I was told that when they executed them by firearm in Los Martices, they gave a blindfold to each one to cover his eyes, and my uncle and my father refused; they blindfolded their friend because he didn’t have the courage to endure that, but they [my uncle and my father] didn’t want one. That’s life and I was five years old.

Andrés Roo, José Ramón Roo’s son

From left to right, the news article on the execution of Luis Iglesias, José Ramón, and Juan Aragunde at this location of Os Martices. The editor highlights the “religious fervor” that the soon to be murdered discovered in their last moments. To the right of the article, Josefa Barreiro González from Carril when she still lived in A Torre with her sons Valentín and Julio, who were orphaned of their mother at the age of 6 and 4 respectively. To the far right, Juan Aragunde Alfonsín from Cornazo. Below, the letter Enrique Mariño sent his mother to bid her farewell moments before his execution. Enrique was from Padrón and lived in O Piñeiriño. He was a cobbler by profession.

To my mother

Today they are going to execute me by firearm; I’m not afraid. Mom, what I ask of you in this world is to look after Carmen who is good, she’s good, and will be good for you. I ask you provide her with a stall in the city square next to yours, don’t abandon her because she’s alone in the world and she doesn’t have a father or mother or any shelter other than yours. I’m not afraid. Goodbye forever

Your son

Enrique Mariño

The house in Cornazo on Revelle Street, which belonged to Agustín Romero, a prominent man from Vilagarcía who was born in Cornazo. He made his fortune as an emigrant in Uruguay. Here behind a false wall, he hid Juan Aragunde and his comrades Andrés and Luis for six months, waiting for better and more peaceful times until a betrayal ruined it all. The three were executed by firearm at this location of Os Martices.

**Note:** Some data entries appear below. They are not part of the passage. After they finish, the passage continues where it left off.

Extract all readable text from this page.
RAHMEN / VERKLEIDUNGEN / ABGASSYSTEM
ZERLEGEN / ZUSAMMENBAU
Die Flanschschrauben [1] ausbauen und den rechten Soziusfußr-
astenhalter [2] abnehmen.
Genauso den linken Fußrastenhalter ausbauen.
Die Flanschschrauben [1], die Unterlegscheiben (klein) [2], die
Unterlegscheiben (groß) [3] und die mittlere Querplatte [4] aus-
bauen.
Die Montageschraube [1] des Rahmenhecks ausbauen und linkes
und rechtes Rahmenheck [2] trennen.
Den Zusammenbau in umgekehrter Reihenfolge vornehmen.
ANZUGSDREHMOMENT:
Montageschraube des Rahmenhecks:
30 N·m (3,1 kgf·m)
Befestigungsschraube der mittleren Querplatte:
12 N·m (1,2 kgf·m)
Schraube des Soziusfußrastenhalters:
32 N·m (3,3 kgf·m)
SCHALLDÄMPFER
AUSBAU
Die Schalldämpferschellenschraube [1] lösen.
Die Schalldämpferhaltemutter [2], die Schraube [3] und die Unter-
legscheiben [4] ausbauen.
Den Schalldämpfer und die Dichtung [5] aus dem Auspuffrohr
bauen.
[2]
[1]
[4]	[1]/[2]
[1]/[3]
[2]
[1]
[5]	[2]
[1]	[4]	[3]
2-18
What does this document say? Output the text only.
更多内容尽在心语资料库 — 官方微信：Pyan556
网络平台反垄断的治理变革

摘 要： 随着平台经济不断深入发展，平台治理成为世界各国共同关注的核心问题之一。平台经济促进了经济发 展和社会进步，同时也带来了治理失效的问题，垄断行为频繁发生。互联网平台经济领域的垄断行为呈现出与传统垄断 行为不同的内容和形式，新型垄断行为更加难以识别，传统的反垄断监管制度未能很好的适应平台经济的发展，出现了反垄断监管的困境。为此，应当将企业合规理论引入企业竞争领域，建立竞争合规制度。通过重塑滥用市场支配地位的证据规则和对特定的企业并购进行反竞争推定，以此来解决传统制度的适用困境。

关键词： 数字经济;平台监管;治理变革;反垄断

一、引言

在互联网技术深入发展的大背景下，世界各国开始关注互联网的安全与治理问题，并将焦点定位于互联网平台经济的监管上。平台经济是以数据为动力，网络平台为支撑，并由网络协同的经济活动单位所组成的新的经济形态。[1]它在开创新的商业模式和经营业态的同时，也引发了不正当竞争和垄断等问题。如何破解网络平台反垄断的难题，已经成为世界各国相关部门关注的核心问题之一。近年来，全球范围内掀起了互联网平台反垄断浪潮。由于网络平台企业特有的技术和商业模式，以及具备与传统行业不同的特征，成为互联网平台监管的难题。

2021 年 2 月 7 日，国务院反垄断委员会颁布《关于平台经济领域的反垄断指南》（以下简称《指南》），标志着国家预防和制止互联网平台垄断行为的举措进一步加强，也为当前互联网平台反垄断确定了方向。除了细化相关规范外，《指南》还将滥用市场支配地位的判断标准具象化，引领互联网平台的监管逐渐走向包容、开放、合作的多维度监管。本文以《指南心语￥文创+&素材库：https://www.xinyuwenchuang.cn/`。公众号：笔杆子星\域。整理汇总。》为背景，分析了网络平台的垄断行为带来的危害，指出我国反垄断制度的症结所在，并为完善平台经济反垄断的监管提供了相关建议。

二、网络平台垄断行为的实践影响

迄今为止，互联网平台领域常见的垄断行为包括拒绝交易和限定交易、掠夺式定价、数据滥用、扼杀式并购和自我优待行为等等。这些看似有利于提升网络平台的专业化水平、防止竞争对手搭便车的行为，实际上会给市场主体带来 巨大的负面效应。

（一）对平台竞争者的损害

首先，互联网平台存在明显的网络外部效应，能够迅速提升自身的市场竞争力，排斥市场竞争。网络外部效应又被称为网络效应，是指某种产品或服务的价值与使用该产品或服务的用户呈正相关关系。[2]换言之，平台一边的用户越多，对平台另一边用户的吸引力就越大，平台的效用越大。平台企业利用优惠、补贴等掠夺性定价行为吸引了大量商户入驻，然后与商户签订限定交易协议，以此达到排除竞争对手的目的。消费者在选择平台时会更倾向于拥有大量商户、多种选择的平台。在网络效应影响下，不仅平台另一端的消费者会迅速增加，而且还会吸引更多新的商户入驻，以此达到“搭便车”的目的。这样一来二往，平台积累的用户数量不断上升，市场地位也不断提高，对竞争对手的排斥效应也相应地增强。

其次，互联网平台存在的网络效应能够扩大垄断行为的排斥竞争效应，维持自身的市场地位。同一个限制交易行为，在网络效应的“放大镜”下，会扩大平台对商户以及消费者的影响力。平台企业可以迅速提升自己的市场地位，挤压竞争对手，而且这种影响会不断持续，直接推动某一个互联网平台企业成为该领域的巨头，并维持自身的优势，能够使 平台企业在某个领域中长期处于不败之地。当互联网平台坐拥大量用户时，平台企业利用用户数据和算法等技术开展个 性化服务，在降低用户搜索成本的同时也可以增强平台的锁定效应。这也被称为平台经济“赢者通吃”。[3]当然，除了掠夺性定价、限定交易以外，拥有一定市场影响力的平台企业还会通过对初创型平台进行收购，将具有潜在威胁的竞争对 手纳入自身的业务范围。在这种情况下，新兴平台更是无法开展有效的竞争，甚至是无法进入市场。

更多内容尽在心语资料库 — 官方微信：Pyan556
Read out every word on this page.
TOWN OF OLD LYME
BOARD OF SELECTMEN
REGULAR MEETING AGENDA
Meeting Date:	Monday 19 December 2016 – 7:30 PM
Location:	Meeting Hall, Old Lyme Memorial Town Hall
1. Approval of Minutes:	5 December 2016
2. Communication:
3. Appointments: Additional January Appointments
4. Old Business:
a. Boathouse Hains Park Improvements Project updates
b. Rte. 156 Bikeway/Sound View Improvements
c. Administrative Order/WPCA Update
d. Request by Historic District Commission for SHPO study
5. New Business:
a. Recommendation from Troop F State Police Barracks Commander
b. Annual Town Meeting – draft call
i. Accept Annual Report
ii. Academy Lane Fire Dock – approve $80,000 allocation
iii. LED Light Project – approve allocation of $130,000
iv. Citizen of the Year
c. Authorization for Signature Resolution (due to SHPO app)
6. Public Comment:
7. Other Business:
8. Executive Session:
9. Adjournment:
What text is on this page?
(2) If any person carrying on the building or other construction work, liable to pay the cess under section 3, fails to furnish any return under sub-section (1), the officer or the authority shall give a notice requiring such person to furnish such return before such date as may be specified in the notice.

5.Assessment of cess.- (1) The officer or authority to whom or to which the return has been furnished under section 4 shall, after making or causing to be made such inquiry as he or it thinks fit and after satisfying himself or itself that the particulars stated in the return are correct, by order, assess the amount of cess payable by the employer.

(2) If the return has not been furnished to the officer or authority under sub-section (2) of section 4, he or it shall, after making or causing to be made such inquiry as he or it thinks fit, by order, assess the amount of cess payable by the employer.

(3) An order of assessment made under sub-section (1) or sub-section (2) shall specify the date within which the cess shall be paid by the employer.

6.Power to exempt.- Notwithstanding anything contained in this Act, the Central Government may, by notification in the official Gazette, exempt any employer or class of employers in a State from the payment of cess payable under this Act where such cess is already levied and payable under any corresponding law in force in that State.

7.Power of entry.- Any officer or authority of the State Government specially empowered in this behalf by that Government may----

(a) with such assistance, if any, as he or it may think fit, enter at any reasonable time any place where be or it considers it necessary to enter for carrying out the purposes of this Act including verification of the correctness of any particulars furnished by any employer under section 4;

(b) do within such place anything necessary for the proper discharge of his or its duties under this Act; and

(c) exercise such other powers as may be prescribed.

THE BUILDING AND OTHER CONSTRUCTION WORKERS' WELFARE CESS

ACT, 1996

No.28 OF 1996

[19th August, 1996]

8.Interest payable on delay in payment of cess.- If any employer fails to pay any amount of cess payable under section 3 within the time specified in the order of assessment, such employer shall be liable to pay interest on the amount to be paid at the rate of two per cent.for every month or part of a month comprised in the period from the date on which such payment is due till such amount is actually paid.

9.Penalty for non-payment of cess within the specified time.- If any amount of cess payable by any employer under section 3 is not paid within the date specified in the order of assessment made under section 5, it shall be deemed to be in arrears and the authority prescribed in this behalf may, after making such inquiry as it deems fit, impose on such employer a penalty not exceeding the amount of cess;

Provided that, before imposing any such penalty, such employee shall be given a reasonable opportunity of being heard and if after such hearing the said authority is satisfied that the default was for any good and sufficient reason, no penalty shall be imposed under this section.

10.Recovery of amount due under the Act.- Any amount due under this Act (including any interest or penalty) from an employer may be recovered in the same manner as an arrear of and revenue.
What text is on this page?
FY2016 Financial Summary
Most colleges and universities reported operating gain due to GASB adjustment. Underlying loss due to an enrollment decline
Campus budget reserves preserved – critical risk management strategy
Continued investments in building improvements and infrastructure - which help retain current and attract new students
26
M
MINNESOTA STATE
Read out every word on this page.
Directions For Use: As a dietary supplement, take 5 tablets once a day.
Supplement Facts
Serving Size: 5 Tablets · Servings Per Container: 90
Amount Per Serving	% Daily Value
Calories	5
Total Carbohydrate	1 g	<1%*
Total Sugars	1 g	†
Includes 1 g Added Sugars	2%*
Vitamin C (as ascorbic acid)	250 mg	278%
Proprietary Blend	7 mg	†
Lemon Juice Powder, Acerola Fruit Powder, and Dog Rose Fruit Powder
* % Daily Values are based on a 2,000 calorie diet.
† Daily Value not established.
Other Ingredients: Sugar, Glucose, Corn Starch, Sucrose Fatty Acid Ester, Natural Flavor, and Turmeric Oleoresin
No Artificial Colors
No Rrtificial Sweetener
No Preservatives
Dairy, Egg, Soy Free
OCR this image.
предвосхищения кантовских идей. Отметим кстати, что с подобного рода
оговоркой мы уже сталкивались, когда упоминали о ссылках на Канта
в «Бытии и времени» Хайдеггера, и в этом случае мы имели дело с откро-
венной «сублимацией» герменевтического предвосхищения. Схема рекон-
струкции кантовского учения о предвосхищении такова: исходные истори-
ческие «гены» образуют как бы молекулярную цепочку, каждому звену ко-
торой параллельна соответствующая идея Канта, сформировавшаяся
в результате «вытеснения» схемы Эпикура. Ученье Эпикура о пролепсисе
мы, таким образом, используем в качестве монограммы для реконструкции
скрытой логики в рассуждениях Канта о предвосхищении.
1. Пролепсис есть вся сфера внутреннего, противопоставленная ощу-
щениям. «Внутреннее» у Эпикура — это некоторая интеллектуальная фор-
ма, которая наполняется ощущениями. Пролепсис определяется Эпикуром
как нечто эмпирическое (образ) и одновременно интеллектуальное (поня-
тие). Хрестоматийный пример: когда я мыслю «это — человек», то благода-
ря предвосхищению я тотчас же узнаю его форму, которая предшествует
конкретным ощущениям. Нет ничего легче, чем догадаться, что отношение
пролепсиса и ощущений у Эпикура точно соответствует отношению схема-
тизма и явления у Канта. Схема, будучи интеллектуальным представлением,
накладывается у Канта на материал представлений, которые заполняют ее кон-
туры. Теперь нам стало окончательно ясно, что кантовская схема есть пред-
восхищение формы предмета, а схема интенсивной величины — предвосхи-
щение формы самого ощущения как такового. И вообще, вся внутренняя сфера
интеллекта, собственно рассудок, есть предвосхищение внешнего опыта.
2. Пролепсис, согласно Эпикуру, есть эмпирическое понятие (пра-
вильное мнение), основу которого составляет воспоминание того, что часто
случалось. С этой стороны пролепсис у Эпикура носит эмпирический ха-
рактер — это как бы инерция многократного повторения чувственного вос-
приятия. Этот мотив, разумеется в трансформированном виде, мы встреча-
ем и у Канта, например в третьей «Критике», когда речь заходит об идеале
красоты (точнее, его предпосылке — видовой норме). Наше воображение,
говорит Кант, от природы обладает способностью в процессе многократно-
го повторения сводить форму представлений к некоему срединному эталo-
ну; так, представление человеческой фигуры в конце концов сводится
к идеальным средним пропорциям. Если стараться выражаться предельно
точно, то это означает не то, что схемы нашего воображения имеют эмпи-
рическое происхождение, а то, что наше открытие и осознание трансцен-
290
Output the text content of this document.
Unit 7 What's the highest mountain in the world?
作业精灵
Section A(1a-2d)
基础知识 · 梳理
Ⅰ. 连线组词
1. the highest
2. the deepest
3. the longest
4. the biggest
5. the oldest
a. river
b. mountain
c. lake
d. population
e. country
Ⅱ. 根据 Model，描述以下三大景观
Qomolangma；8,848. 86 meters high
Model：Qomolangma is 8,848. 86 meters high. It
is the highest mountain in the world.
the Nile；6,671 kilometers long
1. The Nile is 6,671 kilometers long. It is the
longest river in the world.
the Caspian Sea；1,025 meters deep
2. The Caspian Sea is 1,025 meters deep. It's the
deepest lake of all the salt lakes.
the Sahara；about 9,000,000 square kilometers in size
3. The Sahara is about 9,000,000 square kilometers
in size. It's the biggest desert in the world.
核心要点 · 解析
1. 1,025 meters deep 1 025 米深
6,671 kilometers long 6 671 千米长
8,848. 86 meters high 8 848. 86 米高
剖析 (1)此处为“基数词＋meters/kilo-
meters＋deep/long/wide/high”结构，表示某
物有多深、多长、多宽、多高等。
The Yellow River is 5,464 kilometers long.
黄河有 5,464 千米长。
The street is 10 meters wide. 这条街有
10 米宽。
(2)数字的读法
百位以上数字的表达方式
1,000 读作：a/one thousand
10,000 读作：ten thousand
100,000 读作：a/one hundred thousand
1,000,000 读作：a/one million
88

The burgundy house is the place where Josefa Barreiro González’ house was, the plaza of San Miguel of Trabanca Badiña. Today all of this is very changed. In fact, that house had only one floor. There she hid the young man Urbano Tarrío until he was discovered on 16 March 1937. Urbano hid in the attic, which he accessed with a hand ladder. They say that he was shot through the ceiling and his blood began to fall through the wood joints.